Author: Zhiying YU ¹ ; Fangling WU ² ; Liang CHEN ² ; Qian LI ³ ; Chaojie WANG ³ ; Jinhua DONG ⁴ ; Song-Qiang XIE ²
Author Information

1. Food and Drug Vocational College of Guangdong, Guangzhou 510520, China.
2. Institute of Chemical Biology, Pharmaceutical College of Henan University, Kaifeng 475004, China.
3. The Key Laboratory of Natural Medicine and Immuno-Engineering, Henan University, Kaifeng 475004, China.
4. Key Laboratory of Structure-Based Drug Design and Discovery Ministry of Education, Shenyang Pharmaceutical University, Shenyang 110015, China.
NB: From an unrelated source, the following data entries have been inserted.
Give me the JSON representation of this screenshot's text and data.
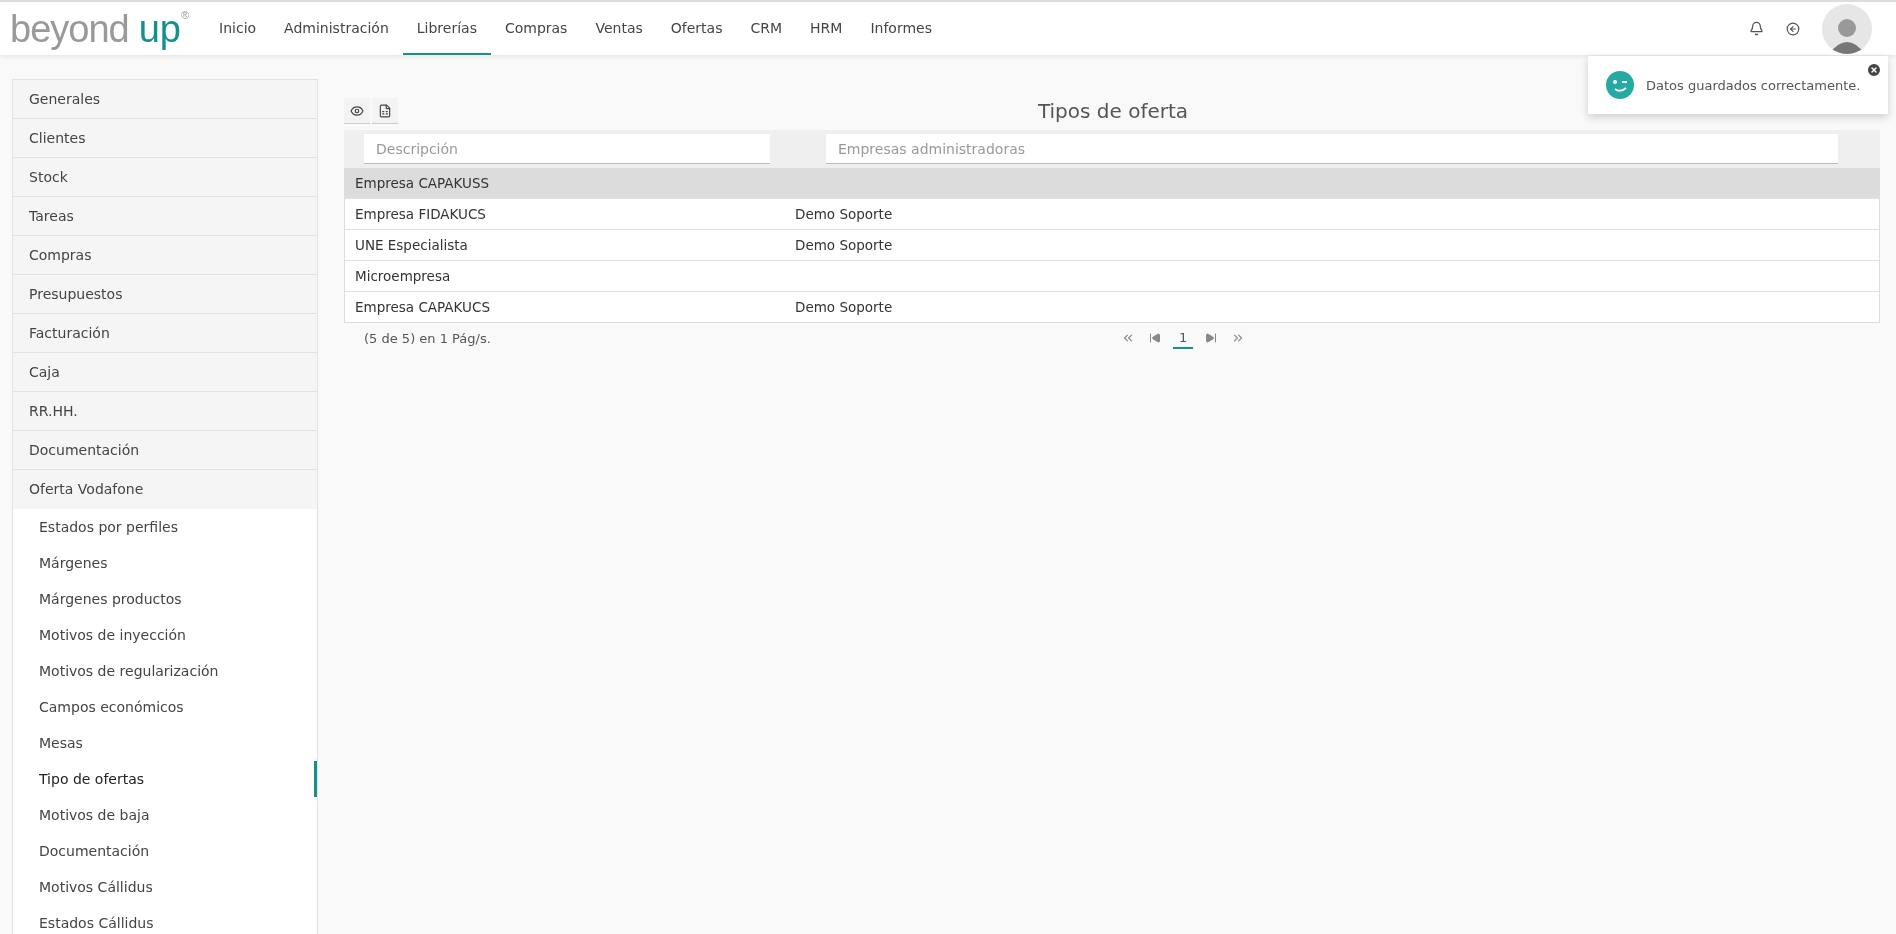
{
  "logo": {
    "word1": "beyond",
    "word2": "up",
    "mark": "®"
  },
  "nav": [
    {
      "label": "Inicio",
      "selected": false
    },
    {
      "label": "Administración",
      "selected": false
    },
    {
      "label": "Librerías",
      "selected": true
    },
    {
      "label": "Compras",
      "selected": false
    },
    {
      "label": "Ventas",
      "selected": false
    },
    {
      "label": "Ofertas",
      "selected": false
    },
    {
      "label": "CRM",
      "selected": false
    },
    {
      "label": "HRM",
      "selected": false
    },
    {
      "label": "Informes",
      "selected": false
    }
  ],
  "toast": {
    "message": "Datos guardados correctamente."
  },
  "sidebar": {
    "items": [
      {
        "label": "Generales"
      },
      {
        "label": "Clientes"
      },
      {
        "label": "Stock"
      },
      {
        "label": "Tareas"
      },
      {
        "label": "Compras"
      },
      {
        "label": "Presupuestos"
      },
      {
        "label": "Facturación"
      },
      {
        "label": "Caja"
      },
      {
        "label": "RR.HH."
      },
      {
        "label": "Documentación"
      },
      {
        "label": "Oferta Vodafone",
        "expanded": true,
        "children": [
          {
            "label": "Estados por perfiles",
            "selected": false
          },
          {
            "label": "Márgenes",
            "selected": false
          },
          {
            "label": "Márgenes productos",
            "selected": false
          },
          {
            "label": "Motivos de inyección",
            "selected": false
          },
          {
            "label": "Motivos de regularización",
            "selected": false
          },
          {
            "label": "Campos económicos",
            "selected": false
          },
          {
            "label": "Mesas",
            "selected": false
          },
          {
            "label": "Tipo de ofertas",
            "selected": true
          },
          {
            "label": "Motivos de baja",
            "selected": false
          },
          {
            "label": "Documentación",
            "selected": false
          },
          {
            "label": "Motivos Cállidus",
            "selected": false
          },
          {
            "label": "Estados Cállidus",
            "selected": false
          }
        ]
      }
    ]
  },
  "page_title": "Tipos de oferta",
  "table": {
    "filters": [
      {
        "placeholder": "Descripción"
      },
      {
        "placeholder": "Empresas administradoras"
      }
    ],
    "rows": [
      {
        "cells": [
          "Empresa CAPAKUSS",
          ""
        ],
        "selected": true
      },
      {
        "cells": [
          "Empresa FIDAKUCS",
          "Demo Soporte"
        ],
        "selected": false
      },
      {
        "cells": [
          "UNE Especialista",
          "Demo Soporte"
        ],
        "selected": false
      },
      {
        "cells": [
          "Microempresa",
          ""
        ],
        "selected": false
      },
      {
        "cells": [
          "Empresa CAPAKUCS",
          "Demo Soporte"
        ],
        "selected": false
      }
    ]
  },
  "footer": {
    "summary": "(5 de 5) en 1 Pág/s.",
    "pages": [
      {
        "label": "1",
        "selected": true
      }
    ]
  }
}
Publication Type:Journal Article
Keywords: Apoptosis; As2O3; Hepatocarcinoma; p53; β-Elemene derivative
From: Acta Pharmaceutica Sinica B 2014;4(6):424-429
CountryChina
Language:English
Abstract: Arsenic trioxide (ATO) has been identified as an effective treatment for acute promyelocytic leukemia (APL) but is much less effective against solid tumors such as hepatocellular carcinoma (HCC). In the search for ways to enhance its therapeutic efficacy against solid tumors, we have examined its use in combination with a novel derivative of β-elemene, N-(β-elemene-13-yl)tryptophan methyl ester (ETME). Here we report the effects of the combination on cell viability, apoptosis, the cell cycle and mitochondria membrane potential (MMP) in HCC SMMC-7721 cells. We found that the two compounds acted synergistically to enhance antiproliferative activity and apoptosis. The combination also decreased the MMP, down-regulated Bcl-2 and pro-proteins of the caspase family, and up-regulated Bax and BID, all of which were reversed by the p53 inhibitor, pifithrin-α. In addition, the combination induced cell cycle arrest at the G2/M phase and reduced tumor volume and weight in an xenograft model of nude mice. Overall, the results suggest that ETME in combination with ATO may be useful in the treatment of HCC patients particularly those unresponsive to ATO alone.